Media and especially the newspaper is one of Ian McEwan′s main themes in Amsterdam. Besides Vernon Halliday, who as the editor of the British national daily The Judge is the character the most involved in the printing press, also George Lane and McEwan′s secret main character Molly Lane are linked with the media. George owns a small part of the Judge and therefore is one of the proprietors to whom Vernon is responsible. Molly was part of the media establishment as well. She worked as critic for a magazine and later married George.
I will show in this paper that McEwan succeeded in portraying his character Vernon Halliday in a way that strongly resembles an editor of a national daily newspaper in Great Britain today. He even managed to hint at changes that happened during the last decades in how editorship is characterized by using George Lane as old fashioned proprietor to counterbalance the modern editorship of the Judge. It will also become obvious how comprehensive McEwan′s knowledge of the relationship between the media and politics is and how he weaved this aspect into the novel. Furthermore, I will point out that Ian McEwan portrays the Judge throughout his novel as a quality paper on its way to become a downmarket tabloid. By doing this the author again achieves to establish a direct link to current criticism of British national newspapers.

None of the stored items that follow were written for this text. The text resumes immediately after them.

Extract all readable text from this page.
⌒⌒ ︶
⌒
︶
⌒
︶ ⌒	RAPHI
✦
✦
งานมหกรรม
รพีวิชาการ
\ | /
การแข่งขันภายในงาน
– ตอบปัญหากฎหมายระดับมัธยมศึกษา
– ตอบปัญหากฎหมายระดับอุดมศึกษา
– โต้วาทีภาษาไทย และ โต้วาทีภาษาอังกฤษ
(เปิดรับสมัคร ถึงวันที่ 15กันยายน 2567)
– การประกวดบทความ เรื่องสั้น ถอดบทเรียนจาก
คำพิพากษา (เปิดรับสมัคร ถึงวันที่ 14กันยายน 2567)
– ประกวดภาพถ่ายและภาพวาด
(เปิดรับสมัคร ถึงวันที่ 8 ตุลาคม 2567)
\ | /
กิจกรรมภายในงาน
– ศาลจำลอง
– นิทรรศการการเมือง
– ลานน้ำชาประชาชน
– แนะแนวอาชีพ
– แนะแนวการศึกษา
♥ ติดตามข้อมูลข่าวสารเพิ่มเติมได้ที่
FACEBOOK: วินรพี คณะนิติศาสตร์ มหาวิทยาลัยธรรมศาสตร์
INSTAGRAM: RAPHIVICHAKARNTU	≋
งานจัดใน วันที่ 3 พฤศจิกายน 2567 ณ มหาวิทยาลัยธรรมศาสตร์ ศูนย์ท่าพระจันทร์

2. Vernon Halliday and "Entrepreneurial Editorship"
This chapter will focus on McEwan′s portrayal of Vernon Halliday, who as chief editor of the Judge is the character the most involved in media affairs. Everything in the novel that has to do directly or indirectly with Vernon is also linked in some way to his position at the newspaper. The reader gets to know Vernon in the course of the novel pretty well. McEwan shows his career, his position at the Judge and also a lot about Vernon′s private life. To point out that Vernon resembles a modern entrepreneurial editor in a lot of aspects I will focus on the first two points and exclude his private life.

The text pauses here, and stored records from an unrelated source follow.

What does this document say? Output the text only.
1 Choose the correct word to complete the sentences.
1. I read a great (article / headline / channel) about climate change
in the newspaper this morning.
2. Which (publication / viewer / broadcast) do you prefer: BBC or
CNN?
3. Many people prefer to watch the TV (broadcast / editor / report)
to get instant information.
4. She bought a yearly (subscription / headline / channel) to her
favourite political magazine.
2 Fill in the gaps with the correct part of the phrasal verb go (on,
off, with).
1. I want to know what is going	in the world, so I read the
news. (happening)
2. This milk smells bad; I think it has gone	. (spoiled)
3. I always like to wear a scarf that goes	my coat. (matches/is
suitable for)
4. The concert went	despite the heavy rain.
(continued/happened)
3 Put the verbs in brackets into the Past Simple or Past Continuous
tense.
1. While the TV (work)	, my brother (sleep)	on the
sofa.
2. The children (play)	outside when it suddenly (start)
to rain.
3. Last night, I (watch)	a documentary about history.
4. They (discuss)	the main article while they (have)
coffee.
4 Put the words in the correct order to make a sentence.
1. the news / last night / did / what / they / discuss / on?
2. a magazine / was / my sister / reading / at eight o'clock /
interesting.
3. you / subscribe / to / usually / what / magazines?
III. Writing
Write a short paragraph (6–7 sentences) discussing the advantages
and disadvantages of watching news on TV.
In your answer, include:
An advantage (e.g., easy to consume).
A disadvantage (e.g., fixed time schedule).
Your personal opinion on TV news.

The very beginning of Vernon′s career, that is his training for a job, is not explained by McEwan. The first thing the reader learns of Vernon′s curriculum vitae is that he got a job working for a news agency: "He had lived [...] in Paris in′74, when he had his first job with Reuters" . By then he must have been already a trained journalist because otherwise he would not have been sent to a foreign country for one of the biggest news agencies. After another blank in Vernon′s CV the reader learns that Vernon had changed his employer by the mid-eightes when "he was Rome correspondent for the paper he now edited" - the British national daily The Judge. Both facts about Vernon′s working life so far are mentioned rather casually when the relationships between Molly and her former lovers are explained. Later in the novel the form of presenting Vernon′s career changes into a more direct approch when McEwan starts to portray "the manner in which he had become editor of the Judge". After his work as correspondent in Italy Vernon became assistant for the editor and later for his successor. After becoming correspondent in Washington by chance his career was pushed when Vernon succeeded in breaking an affair that involved the president. This ′big story′ coincided with the sacking of the chief editor and was therefore the reason why he became editor when he returned to London.